Local eviction attorney Mark Melton saw all of this coming. Melton and his wife, Lauren Melton, started Dallas Eviction Advocacy Center to help tenants in the city avoid eviction. Even as he negotiated with Texas apartment associations to establish local eviction ordinances, he suspected they were going behind his back to undo all of that work with a piece of legislation like HB 2035.
“We’ve been sitting here for the last almost year trying to negotiate these ordinances with apartment associations that are engaged and done all these things,” Melton said. “Now, we’ve also heard rumors for six or eight moths that they’re sitting at the table negotiating with us knowing full well that they’re going to try to come back to the Legislature and just try to destroy anything that they pretended to negotiate in good faith.”
“They’ve put this bill out there that restricts big cities from doing things that are absolutely necessary to help our citizenry just to survive.” – Mark Melton, Dallas Eviction Advocacy Centertweet this
A similar bill was filed during the last legislative session but it didn’t pass. “It’s hard to say whether that’s because we were in the middle of a pandemic and people just weren’t willing to do anything, or if that will change now,” Melton said. He isn't sure what to expect this time around.
The associations, Melton said, don’t want any restrictions on their’ ability to evict. “Their argument that they like to make is ‘Well, you know, eviction is the last resort. Nobody wants to evict so it’s only something that we do in extreme circumstances,’” Melton explained. But that’s not true at all, he said. “They say, ‘Just trust us. We’ll only evict when it’s necessary. We don’t need these rules to restrict us in our ability and we don’t want them,’” Melton said.

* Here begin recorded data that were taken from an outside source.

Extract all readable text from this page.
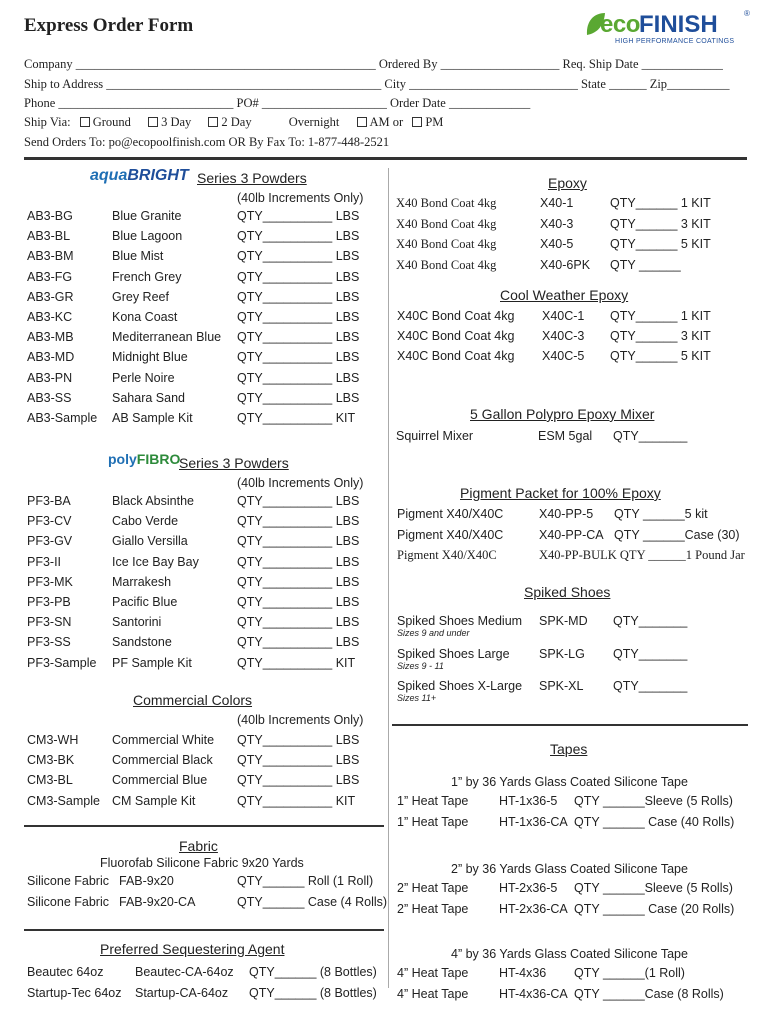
Express Order Form	eco FINISH	®
HIGH PERFORMANCE COATINGS
Company ________________________________________________ Ordered By ___________________ Req. Ship Date _____________
Ship to Address ____________________________________________ City ___________________________ State ______ Zip__________
Phone ____________________________ PO# ____________________ Order Date _____________
Ship Via: Ground 3 Day 2 Day	Overnight AM or PM
Send Orders To: po@ecopoolfinish.com OR By Fax To: 1-877-448-2521
aquaBRIGHT Series 3 Powders
(40lb Increments Only)
AB3-BG	Blue Granite	QTY__________ LBS
AB3-BL	Blue Lagoon	QTY__________ LBS
AB3-BM	Blue Mist	QTY__________ LBS
AB3-FG	French Grey	QTY__________ LBS
AB3-GR	Grey Reef	QTY__________ LBS
AB3-KC	Kona Coast	QTY__________ LBS
AB3-MB	Mediterranean Blue QTY__________ LBS
AB3-MD	Midnight Blue	QTY__________ LBS
AB3-PN	Perle Noire	QTY__________ LBS
AB3-SS	Sahara Sand	QTY__________ LBS
AB3-Sample AB Sample Kit	QTY__________ KIT
polyFIBRO
Series 3 Powders
(40lb Increments Only)
PF3-BA	Black Absinthe	QTY__________ LBS
PF3-CV	Cabo Verde	QTY__________ LBS
PF3-GV	Giallo Versilla	QTY__________ LBS
PF3-II	Ice Ice Bay Bay	QTY__________ LBS
PF3-MK	Marrakesh	QTY__________ LBS
PF3-PB	Pacific Blue	QTY__________ LBS
PF3-SN	Santorini	QTY__________ LBS
PF3-SS	Sandstone	QTY__________ LBS
PF3-Sample PF Sample Kit	QTY__________ KIT
Commercial Colors
(40lb Increments Only)
CM3-WH	Commercial White QTY__________ LBS
CM3-BK	Commercial Black QTY__________ LBS
CM3-BL	Commercial Blue QTY__________ LBS
CM3-Sample CM Sample Kit	QTY__________ KIT
Fabric
Fluorofab Silicone Fabric 9x20 Yards
Silicone Fabric FAB-9x20	QTY______ Roll (1 Roll)
Silicone Fabric FAB-9x20-CA	QTY______ Case (4 Rolls)
Preferred Sequestering Agent
Beautec 64oz	Beautec-CA-64oz QTY______ (8 Bottles)
Startup-Tec 64oz Startup-CA-64oz QTY______ (8 Bottles)
Epoxy
X40 Bond Coat 4kg	X40-1	QTY______ 1 KIT
X40 Bond Coat 4kg	X40-3	QTY______ 3 KIT
X40 Bond Coat 4kg	X40-5	QTY______ 5 KIT
X40 Bond Coat 4kg	X40-6PK QTY ______
Cool Weather Epoxy
X40C Bond Coat 4kg X40C-1 QTY______ 1 KIT
X40C Bond Coat 4kg X40C-3 QTY______ 3 KIT
X40C Bond Coat 4kg X40C-5 QTY______ 5 KIT
5 Gallon Polypro Epoxy Mixer
Squirrel Mixer	ESM 5gal QTY_______
Pigment Packet for 100% Epoxy
Pigment X40/X40C	X40-PP-5 QTY ______5 kit
Pigment X40/X40C	X40-PP-CA QTY ______Case (30)
Pigment X40/X40C	X40-PP-BULK QTY ______1 Pound Jar
Spiked Shoes
Spiked Shoes Medium SPK-MD QTY_______
Sizes 9 and under
Spiked Shoes Large SPK-LG QTY_______
Sizes 9 - 11
Spiked Shoes X-Large SPK-XL QTY_______
Sizes 11+
Tapes
1” by 36 Yards Glass Coated Silicone Tape
1” Heat Tape HT-1x36-5 QTY ______Sleeve (5 Rolls)
1” Heat Tape HT-1x36-CA QTY ______ Case (40 Rolls)
2” by 36 Yards Glass Coated Silicone Tape
2” Heat Tape HT-2x36-5 QTY ______Sleeve (5 Rolls)
2” Heat Tape HT-2x36-CA QTY ______ Case (20 Rolls)
4” by 36 Yards Glass Coated Silicone Tape
4” Heat Tape HT-4x36 QTY ______(1 Roll)
4” Heat Tape HT-4x36-CA QTY ______Case (8 Rolls)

David Mintz, vice president of government affairs for the Texas Apartment Association, said just about all of those things. But, he also said the ordinances were becoming too costly and burdensome for landlords. “Some of these ordinances, unfortunately, have had delays associated with them that cause very severe problems,” Mintz said.
“What’s happening is you are having even longer periods of time where someone is living at the property, not paying the rent,” Mintz said. “That can be incredibly difficult in a situation where you’re trying to take care of the property or meet your obligations.”
On its Twitter page, the state association wrote, “Thanks Shelby Slawson for filing HB 2035 to ensure Texas property law is fair and consistent.” The group also thanked the bill’s co-authors Rep. Dustin Burrows, Republican from Lubbock; Rep. Reggie Smith, Republican from Sherman; Rep. Will Metcalf, Republican from Conroe; and Rep. Justin Holland, Republican from Rockwall. Holland represents a portion of Collin County. The Apartment Association of Greater Dallas did not respond to requests for comment.
Given that Slawson represents a rural part of Texas, Melton said there’s no way she can understand the effects her bill would have on cities like Dallas.
“I think the point is you have a state representative in a rural area that doesn’t have any of the issues we have in Dallas with poverty or affordable housing,” Melton said. “They’ve put this bill out there that restricts big cities from doing things that are absolutely necessary to help our citizenry just to survive.”
As evictions return to pre-pandemic levels, tenant protections are needed more than ever, Melton said.
“We’ve already seen a huge jump in evictions. That’s already happening,” Melton said. “We’re pretty much back to pre-pandemic levels. … At this point, we’ve got all kinds of problems compounding on each other: regular price inflation, rent inflation, wages are not keeping up with that inflation. The problems are getting worse.”